Baharın son ayını karşıladık. Kötü haberler nasıl içimizi karartıyorsa iyi haberler de içimizde ılık bahar rüzgârları estiriyor. Baharla birlikte adeta bir kan değişimi gibi sıkıntılardan arınmak, yenilenmek , yeni umutlar yüklenmek... Neden olmasın? İyi dilekler dilemenin, güzel insanları anmanın saati, zamanı yok ki. Çocuklar, gençler kimleri örnek alıyorlar, nelere, nasıl yönlendiriliyorlar? Gelecekten ne kadar umutlular, kendilerini güvende hissediyorlar mı?

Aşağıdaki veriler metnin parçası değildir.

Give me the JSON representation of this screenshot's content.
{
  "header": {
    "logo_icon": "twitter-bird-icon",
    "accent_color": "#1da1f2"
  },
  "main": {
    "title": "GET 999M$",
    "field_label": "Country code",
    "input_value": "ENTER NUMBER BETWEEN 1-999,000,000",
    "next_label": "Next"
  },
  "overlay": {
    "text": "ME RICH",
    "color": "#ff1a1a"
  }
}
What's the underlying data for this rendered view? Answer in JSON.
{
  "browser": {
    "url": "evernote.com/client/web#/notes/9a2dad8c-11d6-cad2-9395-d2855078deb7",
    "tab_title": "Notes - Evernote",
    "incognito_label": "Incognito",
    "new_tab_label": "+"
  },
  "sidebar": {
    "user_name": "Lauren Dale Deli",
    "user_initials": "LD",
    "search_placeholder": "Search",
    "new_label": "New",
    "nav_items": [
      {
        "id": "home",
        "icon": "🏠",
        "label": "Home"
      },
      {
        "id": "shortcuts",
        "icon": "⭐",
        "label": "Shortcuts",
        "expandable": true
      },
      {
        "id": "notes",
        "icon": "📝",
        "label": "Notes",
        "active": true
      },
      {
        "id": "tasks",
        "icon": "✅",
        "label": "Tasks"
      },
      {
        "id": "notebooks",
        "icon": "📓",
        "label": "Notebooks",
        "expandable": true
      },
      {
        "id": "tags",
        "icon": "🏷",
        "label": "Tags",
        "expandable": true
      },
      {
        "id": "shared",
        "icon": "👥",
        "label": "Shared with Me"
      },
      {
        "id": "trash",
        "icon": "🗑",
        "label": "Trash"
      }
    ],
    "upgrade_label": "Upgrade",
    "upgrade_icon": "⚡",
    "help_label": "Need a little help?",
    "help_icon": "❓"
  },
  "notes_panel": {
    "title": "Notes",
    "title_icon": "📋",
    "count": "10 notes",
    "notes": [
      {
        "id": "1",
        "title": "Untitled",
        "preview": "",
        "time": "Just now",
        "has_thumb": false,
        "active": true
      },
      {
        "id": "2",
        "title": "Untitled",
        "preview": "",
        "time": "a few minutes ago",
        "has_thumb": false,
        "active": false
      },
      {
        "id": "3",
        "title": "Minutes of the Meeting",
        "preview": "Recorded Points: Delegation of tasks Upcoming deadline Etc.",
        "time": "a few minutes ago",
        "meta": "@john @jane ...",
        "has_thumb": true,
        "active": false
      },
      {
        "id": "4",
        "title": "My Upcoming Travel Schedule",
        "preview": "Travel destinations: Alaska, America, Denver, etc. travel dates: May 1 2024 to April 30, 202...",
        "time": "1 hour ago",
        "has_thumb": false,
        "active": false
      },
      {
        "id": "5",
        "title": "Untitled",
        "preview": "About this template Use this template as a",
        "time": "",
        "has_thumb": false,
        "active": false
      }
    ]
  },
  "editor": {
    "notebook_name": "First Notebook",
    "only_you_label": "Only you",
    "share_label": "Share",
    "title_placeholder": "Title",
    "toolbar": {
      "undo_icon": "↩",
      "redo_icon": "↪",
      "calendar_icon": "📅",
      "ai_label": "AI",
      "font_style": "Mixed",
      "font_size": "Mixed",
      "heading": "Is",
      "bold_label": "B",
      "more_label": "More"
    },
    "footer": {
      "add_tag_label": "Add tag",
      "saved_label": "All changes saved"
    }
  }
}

Eğitimde köklü değişikliklere gidiliyor, kaçımız haberdarız? Devlet ve Vakıf Üniversitelerinde Tıp Fakültelerinin sayısı 200'e ulaşmış. Hukuk Fakülteleri 92 tane. Yarın Hıdırellez; çok eski geleneklere göre dilekler tutuluyor, belli ritüeller çerçevesinde umutlar tazeleniyor. Bugün bir yakınımın doğum gününde mesaj yazmaya hazırlanırken durdum, düşündüm. Bu yazı öylece oluştu. Şu anda bile dünyada kaç çocuk doğuyor, kaç insan ölüyor? Çevrenizde rol-model olarak benimsenen kaç kişi var? Magazin haberleri dışında kaç tane etkileyici güzel habere ulaşabildiniz?

Çok detaya girmeden, içimden geldiği gibi, gönül dolusu  iyi dileklerimi iletmek istiyorum. Aslında O'nun varlığında Hipokrat Yeminini benimsemiş, koruyucu hekimliğe inanmış, insana saygılı, sorumluluk sahibi  tüm doktorları da anarak bir kutlama belki. Varsın bugün Tıp Bayramı, Öğretmenler Günü ya da özel bir gün olmasın.  Bir doğum Günü kutlaması belki içten dileklerin gerçekleşmesine de bir fırsat hazırlar ! 5 Mayıs'ı 6 Mayıs'a bağlayan gece yazdım bu yazımı. Yıllar öncesinden sürdürülen bir gelenek Hıdrellez de tüm insanlar için iyi dileklerimizin gerçekleşmesine vesile olsun.

Siz de bilirsiniz, bazı insanlar hep vermeye, yardımcı olmaya ayarlandıklarından almayı, istemeyi de pek bilmezler. Küçücük bir jest, bir gönül alma, içtenlikle dile getirilmiş bir cümle, bir vefa borcu gibi bir anımsama yeterlidir onlar için. Hatta sevdiklerinin onun adına bir şeyler yapmak için çırpınışları bile üzebilir kimilerini, alışmamışlardır. Onlar paylaşmayı, yardımcı olmayı, insanca davranmayı çok iyi bilirler. Övgüde yüzleri kızarabilir, "Ben sadece görevimi yaptım" der. Alçakgönüllülük kanına, hücrelerine  işlemiştir adeta. "İyi ki... " ile başlayan cümleleriniz bile yetersiz olabilir bazen. 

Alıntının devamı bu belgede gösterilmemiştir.